Eine Uraufführung ist an den drei großen Berliner Opernhäusern immer ein besonderes Ereignis, für die vierte Oper Berlins, die Neuköllner, ist es der normale Alltag, gab es doch in diesem jahr bereits sieben davon, die letzte am 5.9. im Studio. des Theaters im vierten Stock der Passage in der Karl-Marx-Straße in Neukölln. Bei "Exit Paradise" handelt es sich um ein work in progress, denn zunächst gab es nur einen nächtlichen Streifzug von sechs Autoren durch Neukölln und als dessen Ertrag ebenso viele Texte über die dabei gewonnenen Eindrücke. Diese wurden in einem zweiten Schritt um Musik und Songs erweitert. Als Drittes ensteht daraus ein Theaterabend, aus sechs Einzelszenen bestehend. Einige Monate später ist aus diesen der Abend "Neuköllateralschaden" geworden und erlebt seine Uraufführung. Textdichterin Uta Bierbaum und Komponist Arash Safaian schaffen daraus ein "Singspiel" für drei Sänger und mit einer fortlaufenden Handlung.

Die Geschichte spielt zwar in Neukölln, in der Karl-Marx-Straße, einst eine bürgerliche Einkaufsstraße mit vielen Familienbetrieben, die in den letzten Jahren allesamt verschwunden sind und Ramschläden, Spielhallen, Handy-Geschäften und Dönerbuden Platz gemacht haben, aber sie könnte in jeder anderen Stadt und Straße mit ähnlicher Entwicklung stattgefunden haben. Bolle (auch ein in Berlin einst bekannter Name für eine Geschäftskette, die aus dem Bolle-Bimmel-Wagen, der die Milch vor die Haustür der Kunden brachte und eins der ersten Opfer der Globalisierung wurde, hervorging) träumt von seinem Motorrad und seiner Freundin Uschi. Die Hauptfeinde des Arbeitslosen sind der TÜV und die Kontrolleure der Berliner Verkehrsbetriebe. Uschi träumt von Amerika, vom Reisen und von einer weißen Porzellanfigur, einen Schäferhund darstellend, aus dem Schnäppchenladen. Die liegt am Schluss nach einem Unfall zerschmettert auf der Straße, Uschi stirbt dabei, nachdem sie bereits eine Abtreibung durchgemacht hat, und selbst der Hund schafft es nicht lebend bis zur Autobahn. Es gibt noch eine dritte Figur, Lana, ein in Gold und Blütenjacke gekleidetes Wesen, vielleicht ein Traumbild von Uschi, vielleicht auch eine reale Person.
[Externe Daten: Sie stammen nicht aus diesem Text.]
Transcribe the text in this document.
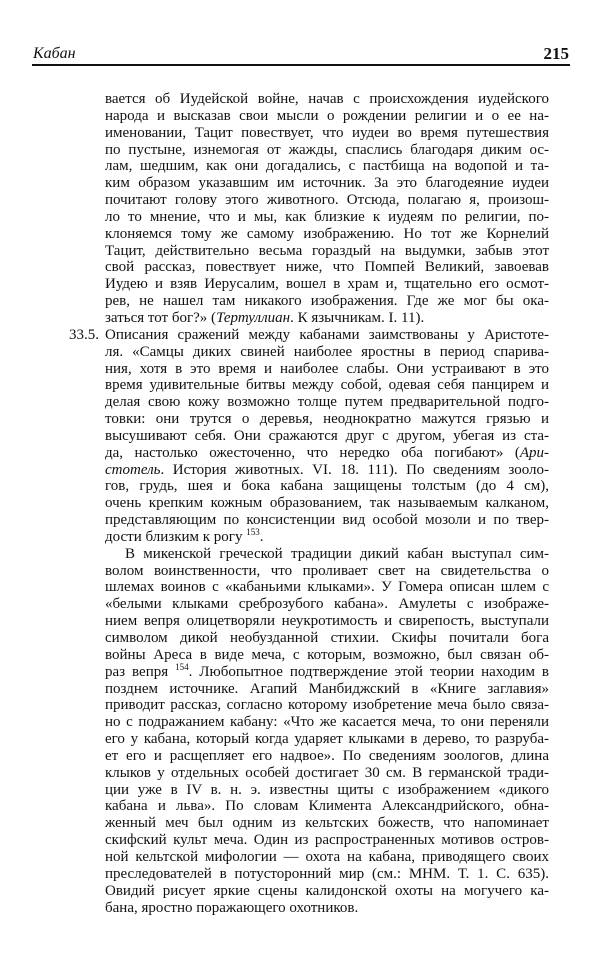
Кабан	215
вается об Иудейской войне, начав с происхождения иудейского
народа и высказав свои мысли о рождении религии и о ее на-
именовании, Тацит повествует, что иудеи во время путешествия
по пустыне, изнемогая от жажды, спаслись благодаря диким ос-
лам, шедшим, как они догадались, с пастбища на водопой и та-
ким образом указавшим им источник. За это благодеяние иудеи
почитают голову этого животного. Отсюда, полагаю я, произош-
ло то мнение, что и мы, как близкие к иудеям по религии, по-
клоняемся тому же самому изображению. Но тот же Корнелий
Тацит, действительно весьма гораздый на выдумки, забыв этот
свой рассказ, повествует ниже, что Помпей Великий, завоевав
Иудею и взяв Иерусалим, вошел в храм и, тщательно его осмот-
рев, не нашел там никакого изображения. Где же мог бы ока-
заться тот бог?» (Тертуллиан. К язычникам. I. 11).
33.5. Описания сражений между кабанами заимствованы у Аристоте-
ля. «Самцы диких свиней наиболее яростны в период спарива-
ния, хотя в это время и наиболее слабы. Они устраивают в это
время удивительные битвы между собой, одевая себя панцирем и
делая свою кожу возможно толще путем предварительной подго-
товки: они трутся о деревья, неоднократно мажутся грязью и
высушивают себя. Они сражаются друг с другом, убегая из ста-
да, настолько ожесточенно, что нередко оба погибают» (Ари-
стотель. История животных. VI. 18. 111). По сведениям зооло-
гов, грудь, шея и бока кабана защищены толстым (до 4 см),
очень крепким кожным образованием, так называемым калканом,
представляющим по консистенции вид особой мозоли и по твер-
дости близким к рогу $^{153}$.
В микенской греческой традиции дикий кабан выступал сим-
волом воинственности, что проливает свет на свидетельства о
шлемах воинов с «кабаньими клыками». У Гомера описан шлем с
«белыми клыками среброзубого кабана». Амулеты с изображе-
нием вепря олицетворяли неукротимость и свирепость, выступали
символом дикой необузданной стихии. Скифы почитали бога
войны Ареса в виде меча, с которым, возможно, был связан об-
раз вепря $^{154}$. Любопытное подтверждение этой теории находим в
позднем источнике. Агапий Манбиджский в «Книге заглавия»
приводит рассказ, согласно которому изобретение меча было связа-
но с подражанием кабану: «Что же касается меча, то они переняли
его у кабана, который когда ударяет клыками в дерево, то разруба-
ет его и расщепляет его надвое». По сведениям зоологов, длина
клыков у отдельных особей достигает 30 см. В германской тради-
ции уже в IV в. н. э. известны щиты с изображением «дикого
кабана и льва». По словам Климента Александрийского, обна-
женный меч был одним из кельтских божеств, что напоминает
скифский культ меча. Один из распространенных мотивов остров-
ной кельтской мифологии — охота на кабана, приводящего своих
преследователей в потусторонний мир (см.: МНМ. Т. 1. С. 635).
Овидий рисует яркие сцены калидонской охоты на могучего ка-
бана, яростно поражающего охотников.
Die Musik erinnerte ebenso an Barock- wie Rock-Musik; Klavier (Markus Zugehör, der auch die musikalische Leitung hat) und Cello (Natasha Jaffe) führen den Orchesterpart aus, dazu kommen elektronische Elemente (Sandra M. Heinzelmann). Ena Pongrac hat für die Lana einen geschmeidigen, erotisch klingenden Mezzosopran. Klar und herb ist der Sopran für die dem Paradies nachstrebende Uschi von Ulrike Schwab. Martin Gerke singt mit virilem Bariton den Bolle. Das unglückselige Pärchen hat in den beiden Letzteren auch vorzügliche Darsteller gefunden.

In dem kleinen Raum für die Studiobühne der Neuköllner Oper hat Pia Dederichs zwischen zwei Zuschauerblöcke eine Art Karussell gestellt, das sich drehen, auf das man klettern und das man mit Vorhängen verhüllen kann. Das ist ein vorzüglicher Einfall, um auf kleinstem Raum viel Action stattfinden zu lassen und Abwechslung in der Optik zu garantieren. Paul-Georg Dittrich hielt die jungen Sänger zu sensiblem, einfühlsamem Spiel an, so dass sie dem Zuschauer einen Eindruck von der trost- und ereignislosen Lage junger Leute in diesem Bezirk, in dessen nördlichem Teil fast jeder Zweite Hartz-IV-Empfänger ist, vermitteln und Sympathie wecken können.